Thanks for answering - yes the zip command is installed, saw this on 2 different servers both had it installed. Seems like a fallback though - maybe there is some setting somewhere I can just flip to allow?
Thank you too @Ilia for taking an interest in this. Upon on demand backups - a single domain backed to directory. So you end up with a different format that falls under that bug (maybe a bug, don’t know exactly what it could be) in 7-Zip, which has a good user base on Windows.
Downloading in the browser is another case I guess?
The only option I found regarding something about zip is in the File Manager to enforce something something, guess it is not related, used for operations in the File Manager itself.
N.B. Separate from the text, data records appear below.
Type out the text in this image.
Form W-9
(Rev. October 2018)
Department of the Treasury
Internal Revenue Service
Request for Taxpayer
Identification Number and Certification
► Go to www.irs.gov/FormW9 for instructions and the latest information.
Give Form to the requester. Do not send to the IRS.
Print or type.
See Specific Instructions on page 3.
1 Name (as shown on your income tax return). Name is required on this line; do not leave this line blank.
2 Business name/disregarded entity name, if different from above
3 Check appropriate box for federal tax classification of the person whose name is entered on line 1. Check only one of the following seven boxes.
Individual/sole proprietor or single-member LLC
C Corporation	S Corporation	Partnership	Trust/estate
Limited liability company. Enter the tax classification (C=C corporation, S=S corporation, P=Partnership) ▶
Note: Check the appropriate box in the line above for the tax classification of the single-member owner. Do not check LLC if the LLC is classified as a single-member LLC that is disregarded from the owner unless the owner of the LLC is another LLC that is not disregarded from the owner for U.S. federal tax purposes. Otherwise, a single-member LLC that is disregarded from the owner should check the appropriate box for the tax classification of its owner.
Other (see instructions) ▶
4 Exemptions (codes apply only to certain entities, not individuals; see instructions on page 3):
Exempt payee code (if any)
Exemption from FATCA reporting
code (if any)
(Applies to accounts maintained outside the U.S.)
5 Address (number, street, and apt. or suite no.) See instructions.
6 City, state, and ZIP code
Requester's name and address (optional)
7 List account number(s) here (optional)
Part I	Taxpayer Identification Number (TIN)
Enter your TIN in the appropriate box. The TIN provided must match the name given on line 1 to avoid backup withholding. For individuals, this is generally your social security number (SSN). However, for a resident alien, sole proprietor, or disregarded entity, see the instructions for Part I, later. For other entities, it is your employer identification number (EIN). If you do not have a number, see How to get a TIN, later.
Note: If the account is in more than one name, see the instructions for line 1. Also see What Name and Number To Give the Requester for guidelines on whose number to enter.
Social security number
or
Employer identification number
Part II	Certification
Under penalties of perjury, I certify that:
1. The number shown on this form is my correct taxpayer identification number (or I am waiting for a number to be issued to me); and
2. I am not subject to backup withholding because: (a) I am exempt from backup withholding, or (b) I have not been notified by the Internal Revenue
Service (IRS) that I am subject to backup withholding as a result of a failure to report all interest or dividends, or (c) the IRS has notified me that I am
@fakemoth We discussed it internally and Jamie mentioned that it must be fixed (to have generated backup must comply with compression format selected on UI).
Alos, would this be possible to change compression format internally? zip supports both preservation of symbolic links (using -y) and file permissions. I am asking this, because presumably, if a user chooses to download a backup in zip format, it still won’t be possible for him/her to extract it (i.e. domname_dir), as internally all files are still not in zip format.
We could certainly add those flags when running the zip command. Will this still produce an archive that is valid on other operating systems though? I suspect that the main reason for using ZIP is so that the backup can be opened on Windows.
Yes, this would be logical to have embedded/internal archives match the parent format
Do you mean even if we compress embedded files using zip internally, it still will not work on Windows because of missing .zip file extension (on embedded files)?
I suspect that the main reason for using ZIP is so that the backup can be opened on Windows.
Yes, and to open it it must internally be using zip as well.
Perhaps we could just add .zip extension to the internal files? Would that require a lot of change to backup lib when restoring?